Modern Graphics Engine Design

Started by
28 comments, last by SimmerD 19 years, 11 months ago
hmm..

"Stencil shadow (on CPU or GPU). Comment: Limited to 3 lights per surface."

Wtf? Since when? Shadow volumes just mean you need another rendering pass per light. Where''d you pluck this limitation from?
Advertisement
The lighting I use is semi-dynamic. Occlusion is precalculated for world geometry, so lights can''t move around. They can decrease in intensity, and change color for free at runtime.

The occlusion is calculated in a preprocess and stored in the vertex world geometry, via 5-17 raycasts per vertex.

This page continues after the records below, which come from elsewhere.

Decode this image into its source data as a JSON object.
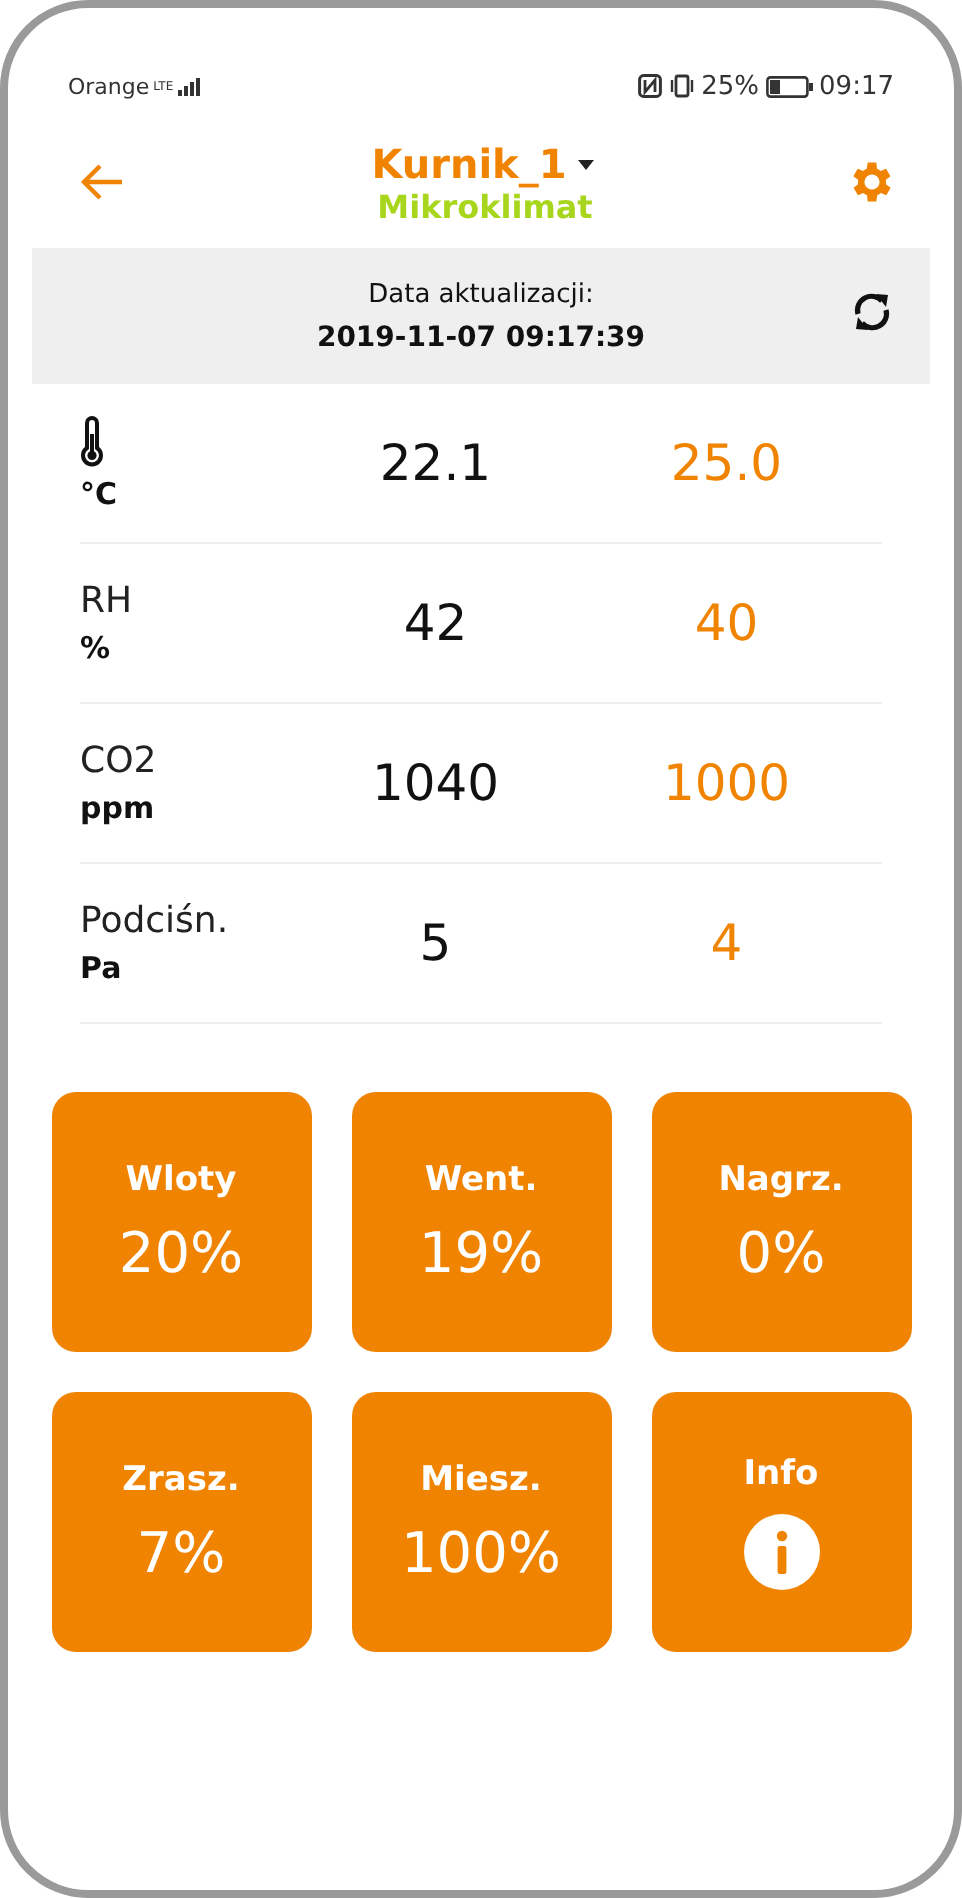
{
  "status_bar": {
    "carrier": "Orange",
    "network": "LTE",
    "battery": "25%",
    "time": "09:17"
  },
  "header": {
    "title": "Kurnik_1",
    "subtitle": "Mikroklimat"
  },
  "update": {
    "label": "Data aktualizacji:",
    "value": "2019-11-07 09:17:39"
  },
  "readings": [
    {
      "kind": "icon",
      "unit": "°C",
      "value": "22.1",
      "setpoint": "25.0"
    },
    {
      "kind": "text",
      "name": "RH",
      "unit": "%",
      "value": "42",
      "setpoint": "40"
    },
    {
      "kind": "text",
      "name": "CO2",
      "unit": "ppm",
      "value": "1040",
      "setpoint": "1000"
    },
    {
      "kind": "text",
      "name": "Podciśn.",
      "unit": "Pa",
      "value": "5",
      "setpoint": "4"
    }
  ],
  "tiles": [
    {
      "kind": "value",
      "label": "Wloty",
      "value": "20%"
    },
    {
      "kind": "value",
      "label": "Went.",
      "value": "19%"
    },
    {
      "kind": "value",
      "label": "Nagrz.",
      "value": "0%"
    },
    {
      "kind": "value",
      "label": "Zrasz.",
      "value": "7%"
    },
    {
      "kind": "value",
      "label": "Miesz.",
      "value": "100%"
    },
    {
      "kind": "info",
      "label": "Info"
    }
  ]
}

For moving entities ( which are fairly small ), 9 raycasts are done per light for occlusion, and the vertex lighting is done in the normal way.

Re: Lights per polygon. Only 7 lights can be touching each 3d grid cell ( plus ambient ). So each cell has a list of which 7 lights are touching it.

Re : KD Trees. I actually coded these up, and there were so many splits generated, that it became infeasible for collision purposes. Because I wanted to use the same tessellation for collision and rendering, kd trees wouldn''t be the best approach. I started to change it to a loose-kd tree, and then realized this is essentially an aabb tree.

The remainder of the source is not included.